One would think that after almost poisoning myself drinking liquid detergent honey water, my brain would be slightly more cautious of ingesting any soap based materials but that theory appears to be moot at this point. Thankfully I caught my mistake in time and avoided brushing my teeth with it because I seriously hate mint. And you know, the whole poisoning myself dead thing.
3) Singapore food is unbeatable
Despite nursing a rather bad cough, I have been unable to resist chomping down on every platter of Singapore food that comes my way. The result of course is that most of meals consists of me coughing like a madman while vacuuming my meals down in utter bliss. For anyone about to leave Singapore for an extended period of time, trust me on this – no matter how amazing an experience you’re having, nothing beats being near to your family, your friends and a Mee Siam store two blocks away.
Alright I’m about done for now.
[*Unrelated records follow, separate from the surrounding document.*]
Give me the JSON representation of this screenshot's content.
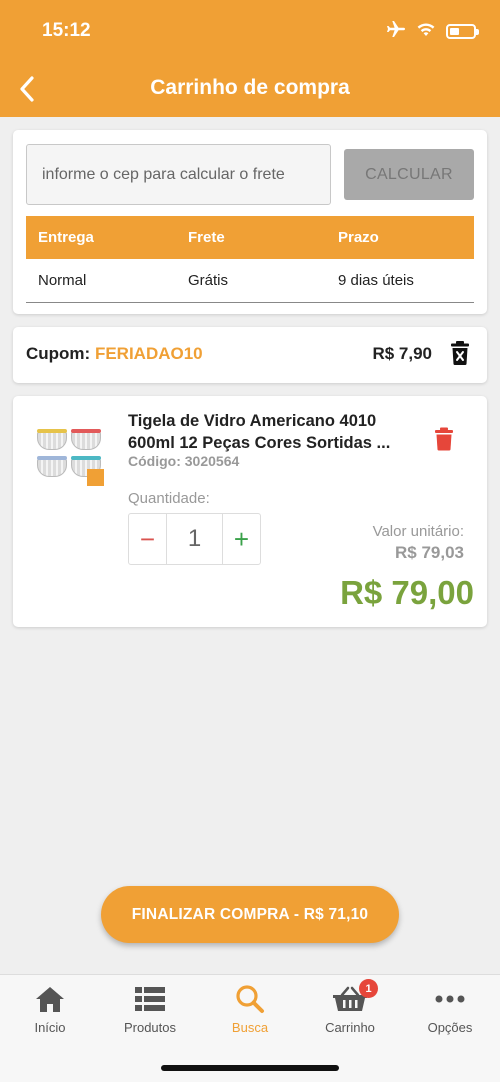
{
  "status_bar": {
    "time": "15:12"
  },
  "header": {
    "title": "Carrinho de compra"
  },
  "shipping": {
    "cep_placeholder": "informe o cep para calcular o frete",
    "calculate_label": "CALCULAR",
    "columns": [
      "Entrega",
      "Frete",
      "Prazo"
    ],
    "rows": [
      {
        "entrega": "Normal",
        "frete": "Grátis",
        "prazo": "9 dias úteis"
      }
    ]
  },
  "coupon": {
    "label": "Cupom:",
    "code": "FERIADAO10",
    "value": "R$ 7,90"
  },
  "cart_item": {
    "name_line1": "Tigela de Vidro Americano 4010",
    "name_line2": "600ml 12 Peças Cores Sortidas ...",
    "code": "Código: 3020564",
    "quantity_label": "Quantidade:",
    "quantity": "1",
    "minus": "−",
    "plus": "+",
    "unit_label": "Valor unitário:",
    "unit_price": "R$ 79,03",
    "total": "R$ 79,00"
  },
  "checkout": {
    "label": "FINALIZAR COMPRA - R$ 71,10"
  },
  "tabbar": {
    "items": [
      {
        "label": "Início",
        "icon": "home-icon"
      },
      {
        "label": "Produtos",
        "icon": "list-icon"
      },
      {
        "label": "Busca",
        "icon": "search-icon",
        "active": true
      },
      {
        "label": "Carrinho",
        "icon": "basket-icon",
        "badge": "1"
      },
      {
        "label": "Opções",
        "icon": "more-icon"
      }
    ]
  },
  "colors": {
    "primary": "#f0a035",
    "price_green": "#7aa33d",
    "delete_red": "#e6463a",
    "calc_disabled": "#a9a9a9"
  }
}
Just to touch on what I’ve been doing since I’ve come back, for the last few weeks or so I’ve mostly been going out to eat, hanging out with friends and attempting to learn iPhone programming, the latter of which has taken a backseat to the former two pursuits. Besides that the only thing of note recently is that Chuan has treated me to both the Harry Potter show and some circus comedy show called Soap: The Show. (Whether she was aware of my distinct affinity for all soap-based things before she decided to buy the tickets is questionable, but I assume it must have been so.) The former is way too short but cool to look at, and the latter is way too long although it has numerous extremely cool bits if you ignored the other, slightly recycled portions of the show.
Tata for now then.
P.S. I made a resolution to keep up with my writing more, so technically I’m supposed to update this place once a week. Let’s see if I can keep that up.
P.P.S If anyone wants to help me revamp my template and what not please tell me. I’m starting to feel that this template is mildly, mildly, present-at-the-discovery-of-fire dated.
P.P.P.S I went to Bishan Park for the first time since it’s renovation today and the place is gorgeous. Kudos to whoever designed it.